Первым гостем, явившимся в шаткую, из картона сооруженную и задрапированную ситцем «в горошек» выгородку, стал известнейший кинорежиссер Баскервилев (честь по чести он внес в кассу телекомпании деньги за свое сорокаминутное пребывание на экране — пять минут ему предоставили бартером в обмен на право перемежать диалог со мной кадрами его киноэпопей). Я трясся от неуверенности, пока фавном вплывший кумир, раздувая нафабренные усы, устраивался в продавленном, скрипевшем под его тяжестью кресле.
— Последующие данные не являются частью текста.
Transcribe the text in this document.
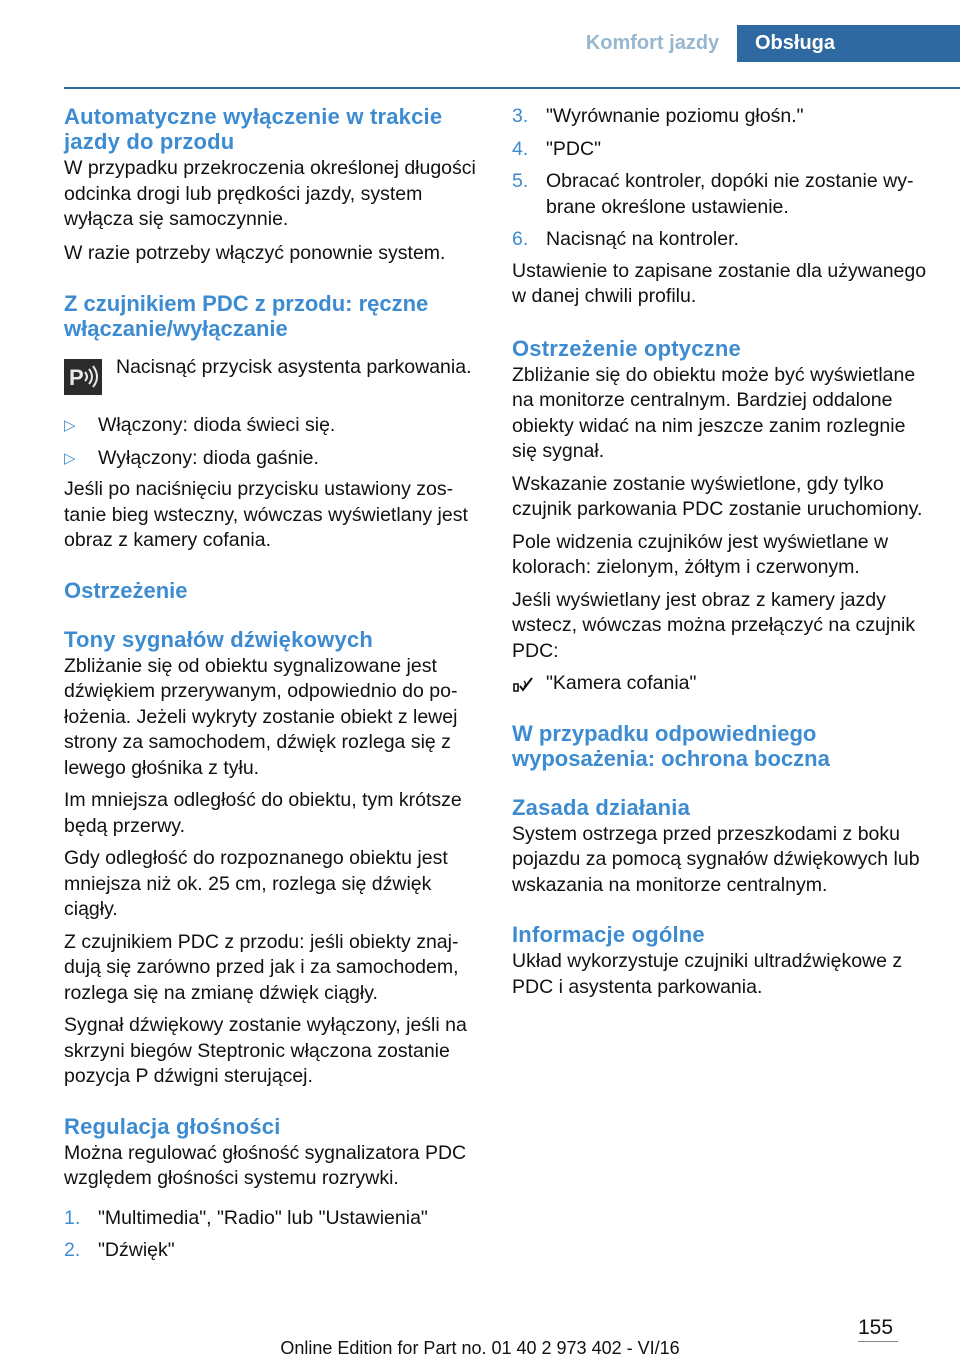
Komfort jazdy	Obsługa
Automatyczne wyłączenie w trakcie jazdy do przodu
W przypadku przekroczenia określonej długości odcinka drogi lub prędkości jazdy, system wyłącza się samoczynnie.
W razie potrzeby włączyć ponownie system.
Z czujnikiem PDC z przodu: ręczne włączanie/wyłączanie
P Nacisnąć przycisk asystenta parkowania.
▷ Włączony: dioda świeci się.
▷ Wyłączony: dioda gaśnie.
Jeśli po naciśnięciu przycisku ustawiony zostanie bieg wsteczny, wówczas wyświetlany jest obraz z kamery cofania.
Ostrzeżenie
Tony sygnałów dźwiękowych
Zbliżanie się od obiektu sygnalizowane jest dźwiękiem przerywanym, odpowiednio do położenia. Jeżeli wykryty zostanie obiekt z lewej strony za samochodem, dźwięk rozlega się z lewego głośnika z tyłu.
Im mniejsza odległość do obiektu, tym krótsze będą przerwy.
Gdy odległość do rozpoznanego obiektu jest mniejsza niż ok. 25 cm, rozlega się dźwięk ciągły.
Z czujnikiem PDC z przodu: jeśli obiekty znajdują się zarówno przed jak i za samochodem, rozlega się na zmianę dźwięk ciągły.
Sygnał dźwiękowy zostanie wyłączony, jeśli na skrzyni biegów Steptronic włączona zostanie pozycja P dźwigni sterującej.
Regulacja głośności
Można regulować głośność sygnalizatora PDC względem głośności systemu rozrywki.
1. "Multimedia", "Radio" lub "Ustawienia"
2. "Dźwięk"
3. "Wyrównanie poziomu głośn."
4. "PDC"
5. Obracać kontroler, dopóki nie zostanie wybrane określone ustawienie.
6. Nacisnąć na kontroler.
Ustawienie to zapisane zostanie dla używanego w danej chwili profilu.
Ostrzeżenie optyczne
Zbliżanie się do obiektu może być wyświetlane na monitorze centralnym. Bardziej oddalone obiekty widać na nim jeszcze zanim rozlegnie się sygnał.
Wskazanie zostanie wyświetlone, gdy tylko czujnik parkowania PDC zostanie uruchomiony.
Pole widzenia czujników jest wyświetlane w kolorach: zielonym, żółtym i czerwonym.
Jeśli wyświetlany jest obraz z kamery jazdy wstecz, wówczas można przełączyć na czujnik PDC:
"Kamera cofania"
W przypadku odpowiedniego wyposażenia: ochrona boczna
Zasada działania
System ostrzega przed przeszkodami z boku pojazdu za pomocą sygnałów dźwiękowych lub wskazania na monitorze centralnym.
Informacje ogólne
Układ wykorzystuje czujniki ultradźwiękowe z PDC i asystenta parkowania.
155
Online Edition for Part no. 01 40 2 973 402 - VI/16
Тема беседы формулировалась броско: возвышенное во всех проявлениях — плотском, духовном, архитектурном — не доступное непосвященным и зашифрованное в творениях великих, это таинство или ширпотреб? Почему оно, такое-сякое, вопреки прогнозу Достоевского, медлит и не спасает погрязший в заморочках мир?
На столе перед Баскервилевым топорщился букет искусственных ромашек, я приволок их — для оживления интерьера — с прежней работы. Синтетические цветы сразу привлекли внимание пришедшего. Он вцепился в пластмассовое украшение, прижал к груди порывистым жестом, каким женщины запахивают горжетку, и, затрепетав ноздрями, склонив бородавчатый лик и опустив долу томные глаза, не дослушав моего вопроса, зажурчал о том, что красоты в принципе не существует и существовать не может, ибо никто не знает, что она собой представляет («и с чем ее едят», так он выразился), своими же «глаукомами» (его залихватское выражение) ее ни один смертный не обозревал; свидетельств, во всяком случае, не обнаружено, есть, правда, отдельные ненормальные (коих раз-два и обчелся), вроде бы наслаждающиеся этой самой красотой (так они утверждают, но виной этому болезненному заскоку — клиническое состояние, оно, кстати, легко исправимо с помощью смирительных рубах и просветляющих сознание инъекций), для всех же нормальных двуногих очевидно: красиво то, что имеем в наличии — искривление позвоночника, выпавшие и вставные зубы, складки жира на талии, крепкая берцовая кость (он гулко постучал себя по бедру), косолапость и плоскостопие. Эти исходники и надо популяризировать, воспевать и лелеять. Они — природное богатство, его надо беречь и приумножать, скажем, совершая утренние и вечерние верховые прогулки, способствующие выгибанию икроножных суставов до бубличной округлости. (Тут мастер панорамных и комбинированных съемок задрал брючины и повращал огромными остроносыми чувяками, с тыла к ним были прикручены поблескивающие гусарские шпоры. «Ведь недаром это нынче модно!» — воскликнул он.). Свободин верещал в наушник, чтобы я спросил: в какую сумму обошлась моему визави покупка очередного орловского рысака и автомобиля «Бентли» ручной сборки, и можно ли назвать приобретенную модель если не красивой, то хотя бы изящной, но Баскервилев не позволял вставить в свой нескончаемый монолог ни словечка.
— Разве эти пластмассовые цветы не лучше настоящих, которые увянут через неделю? — продолжал он. — Вот и действительность, перенесенная на пленку, никогда не исчезнет! А листва на деревьях скуксится. А сами деревья пойдут на растопку камина на моей даче. Не останется в живых никого из ныне прозябающих, а мои прекрасные ленты пребудут нетленны.
Невозможность его прервать вгоняла в транс (при этом я сомневался: не шутит ли, не дурачит ли он меня?). Нет, не ерничал, не форсировал голосом гомерические откровения, отпускал залепуху за залепухой — о том, что думал, в чем был убежден. Излагал, со своей точки зрения, бесспорное и правильное.
Звонили телефоны. Увы, зрительские вопросы тоже пропадали втуне. Стоило мне издать хоть звук, Баскервилев начинал громко икать или вскрикивал, как заполошный. С квакающей обиженной (на меня и мои невразумительные междометия?) интонацией, полностью игнорируя мое присутствие, так и не позволив мне вякнуть полновесно, он довел речь до конца: «Что имеем, то и хорошо».